Cannes: inquéritos à democracia e à falta dela

Cannes apresentou à entrada deste fim de semana dois filmes que, só por si, justificaram por inteiro a visita ao festival. Comecemos pelo ótimo Dossier 137, com mais um papel fabuloso de Léa Drucker, e a pergunta que o filho menor às tantas coloca à personagem dela: “Mãe, porque é que toda a gente odeia os polícias?”. No novo filme de Dominik Moll (alemão há muito radicado em França), a personagem de Léa, Stéphanie, não é uma polícia qualquer. O trabalho dela é policiar os colegas. Ou seja: investiga casos de abusos e violência exagerada praticados pelas autoridades durante o período que levou para as ruas os denominados “coletes amarelos.” De facto, tantas queixas houve contra a polícia francesa naquela altura que o Ministério do Interior do país criou uma comissão de inquérito para investigar os casos mais graves.
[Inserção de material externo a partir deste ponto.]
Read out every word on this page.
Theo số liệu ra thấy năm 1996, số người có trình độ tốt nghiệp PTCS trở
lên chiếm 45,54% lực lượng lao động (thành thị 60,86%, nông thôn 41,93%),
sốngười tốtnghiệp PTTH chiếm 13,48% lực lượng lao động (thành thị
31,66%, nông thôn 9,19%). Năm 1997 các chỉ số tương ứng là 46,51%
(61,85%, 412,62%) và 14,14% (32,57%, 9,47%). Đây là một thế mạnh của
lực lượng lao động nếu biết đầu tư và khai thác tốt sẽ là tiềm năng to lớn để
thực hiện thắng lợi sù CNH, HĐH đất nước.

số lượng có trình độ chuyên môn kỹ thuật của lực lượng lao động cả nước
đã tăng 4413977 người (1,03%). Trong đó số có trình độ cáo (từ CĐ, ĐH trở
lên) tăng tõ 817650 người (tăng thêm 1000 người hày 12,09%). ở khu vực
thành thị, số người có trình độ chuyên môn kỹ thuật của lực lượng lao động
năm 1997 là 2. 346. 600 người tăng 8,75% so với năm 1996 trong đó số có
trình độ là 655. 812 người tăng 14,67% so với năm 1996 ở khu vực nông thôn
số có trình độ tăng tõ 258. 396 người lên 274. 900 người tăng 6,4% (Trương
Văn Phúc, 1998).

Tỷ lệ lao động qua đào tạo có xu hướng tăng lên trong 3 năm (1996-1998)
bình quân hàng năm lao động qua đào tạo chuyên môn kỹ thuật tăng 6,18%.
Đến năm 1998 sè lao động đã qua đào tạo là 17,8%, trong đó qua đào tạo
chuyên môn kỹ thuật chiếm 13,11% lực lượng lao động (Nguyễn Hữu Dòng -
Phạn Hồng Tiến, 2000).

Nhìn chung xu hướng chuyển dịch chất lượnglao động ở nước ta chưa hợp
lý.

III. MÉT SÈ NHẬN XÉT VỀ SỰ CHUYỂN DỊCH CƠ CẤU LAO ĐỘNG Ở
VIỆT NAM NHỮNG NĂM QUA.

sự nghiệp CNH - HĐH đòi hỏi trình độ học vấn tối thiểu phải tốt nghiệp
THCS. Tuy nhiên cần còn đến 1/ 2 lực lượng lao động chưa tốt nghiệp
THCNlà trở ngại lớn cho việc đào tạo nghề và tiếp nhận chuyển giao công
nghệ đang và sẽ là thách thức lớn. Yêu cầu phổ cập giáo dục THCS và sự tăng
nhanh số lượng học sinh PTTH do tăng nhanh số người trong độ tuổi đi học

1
Em que aposta Moll? Numa análise detalhada, cruzando ficção com rigor documental, ao funcionamento da polícia enquanto instituição do Estado. No fundo, o filme acredita que ao dar voz à obstinada Stéphanie, fazendo do dela o nosso ponto de vista, conseguirá testar a democracia e interrogar a hipocrisia de um Estado francês que, nos seus bastidores, defende a repressão policial. Essa repressão teve efeitos: manifestantes amputados, cegos, incapacitados para o resto da vida (como aquele rapaz com grave lesão no crânio causada por uma bala de borracha).
À semelhança do que já acontecera em A Noite do Dia 12, filme anterior de Moll, Dossier 137 segue-se como um thriller político complexo, alimenta um “who dunnit” em que a busca pela verdade corre o risco de redundar numa missão inútil. Já em Eddington, novo filme de Ari Aster depois do penoso Beau is Afraid, o salto qualitativo é notório, com uma farsa sobre o absurdo que vivemos durante a pandemia do Covid. Joaquin Phoenix é o xerife da terreola do Novo México que dá título ao filme, promove-se nas redes sociais com uma preocupante dependência e entra em choque com o presidente da câmara (Pedro Pascal), em parte por recusar-se a usar máscara e cumprir as regras sanitárias a que fomos sujeitos.